Mildly cool and even cold temperatures at the start of summer together with air masses moving from Europe could have brought the particular disease to Kurzeme’s wheat crop. Farmers can protect their fields by catching it in time and applying the proper fungicides, Priekule explained.
Meanwhile the Dundaga farmer has already sunk more than two thousand euro into saving his fields from total destruction. He hopes the damage will turn out to be less than it now appears.
In Latgale, apple- and pear-growers expect significantly smaller harvests from last year. Following a snow-less winter and frosts, plus recent warm and moist weather that has been conducive to pests, aphids have beset the apple-trees of farmer Dmitrijs Pavlovs at Kirsi homestead, one of the largest producers in Rezekne district’s Lendzi Parish.
“Dry and warm – perfect for them this year, they must not have frozen out. It’s the main pest this year, really spreading. The leaf curls up, they’re like little fleas, sucking out the juice, that’s why the tree looks like this and the apples are small and ugly,” he demonstrated to LR on Monday.
Fruit Growers’ Association Latgale regional rep Janis Batars said the harvest this year will depend on the site, with sloped rather than flat orchards being the proper type of land on which to grow fruit trees.
The weather this summer hasn’t coddled them, he admits. “The diseases came, the aphids came. Fruit-growers couldn’t afford to sleep, couldn’t spray in time because of all the rain, but that’s perfect for the aphids and apple-scab. Now we wait to see if the codling moths will arrive.
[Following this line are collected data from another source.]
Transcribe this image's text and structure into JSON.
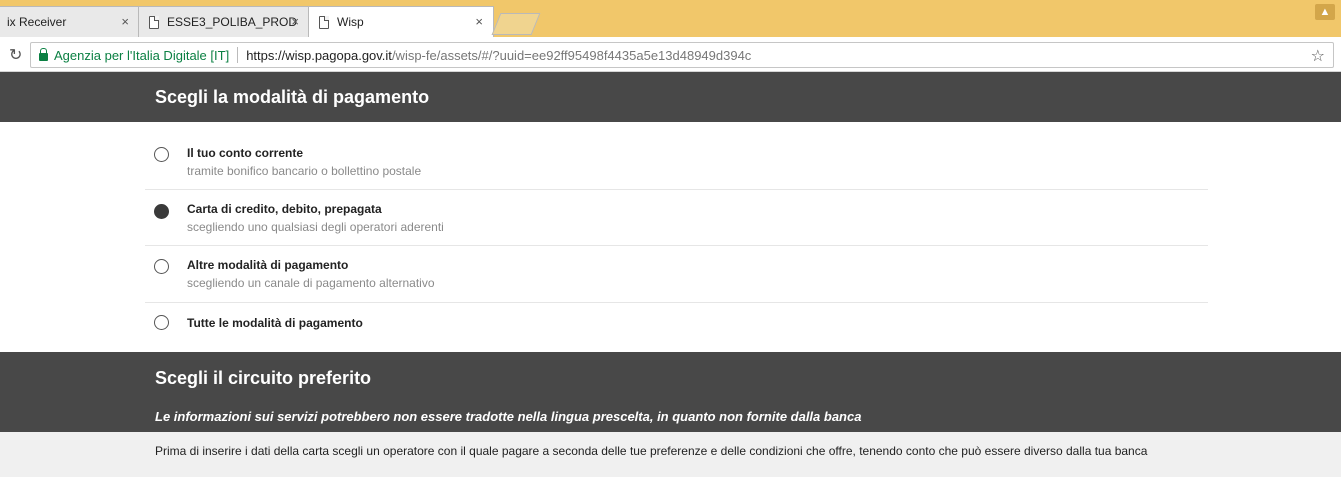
{
  "browser": {
    "tabs": [
      {
        "title": "ix Receiver",
        "active": false
      },
      {
        "title": "ESSE3_POLIBA_PROD",
        "active": false
      },
      {
        "title": "Wisp",
        "active": true
      }
    ],
    "close_glyph": "×",
    "address": {
      "site_identity": "Agenzia per l'Italia Digitale [IT]",
      "url_host": "https://wisp.pagopa.gov.it",
      "url_path": "/wisp-fe/assets/#/?uuid=ee92ff95498f4435a5e13d48949d394c"
    },
    "accent_color": "#f1c76a"
  },
  "payment_section": {
    "title": "Scegli la modalità di pagamento",
    "options": [
      {
        "title": "Il tuo conto corrente",
        "subtitle": "tramite bonifico bancario o bollettino postale",
        "selected": false
      },
      {
        "title": "Carta di credito, debito, prepagata",
        "subtitle": "scegliendo uno qualsiasi degli operatori aderenti",
        "selected": true
      },
      {
        "title": "Altre modalità di pagamento",
        "subtitle": "scegliendo un canale di pagamento alternativo",
        "selected": false
      },
      {
        "title": "Tutte le modalità di pagamento",
        "subtitle": "",
        "selected": false
      }
    ]
  },
  "circuit_section": {
    "title": "Scegli il circuito preferito",
    "note": "Le informazioni sui servizi potrebbero non essere tradotte nella lingua prescelta, in quanto non fornite dalla banca",
    "info": "Prima di inserire i dati della carta scegli un operatore con il quale pagare a seconda delle tue preferenze e delle condizioni che offre, tenendo conto che può essere diverso dalla tua banca"
  }
}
It’s been warm and we’re expecting them. And we still need to get rid of the aphids that are left,” the fruit-growers’ spokesman said.
This follows earlier news in July that growers of vegetable produce in Zemgale, known as Latvia’s southern-central agricultural breadbasket, are likely facing weaker harvests as this season’s cool damp weather dragged on unseasonably beyond the midsummer holiday before finally warming up.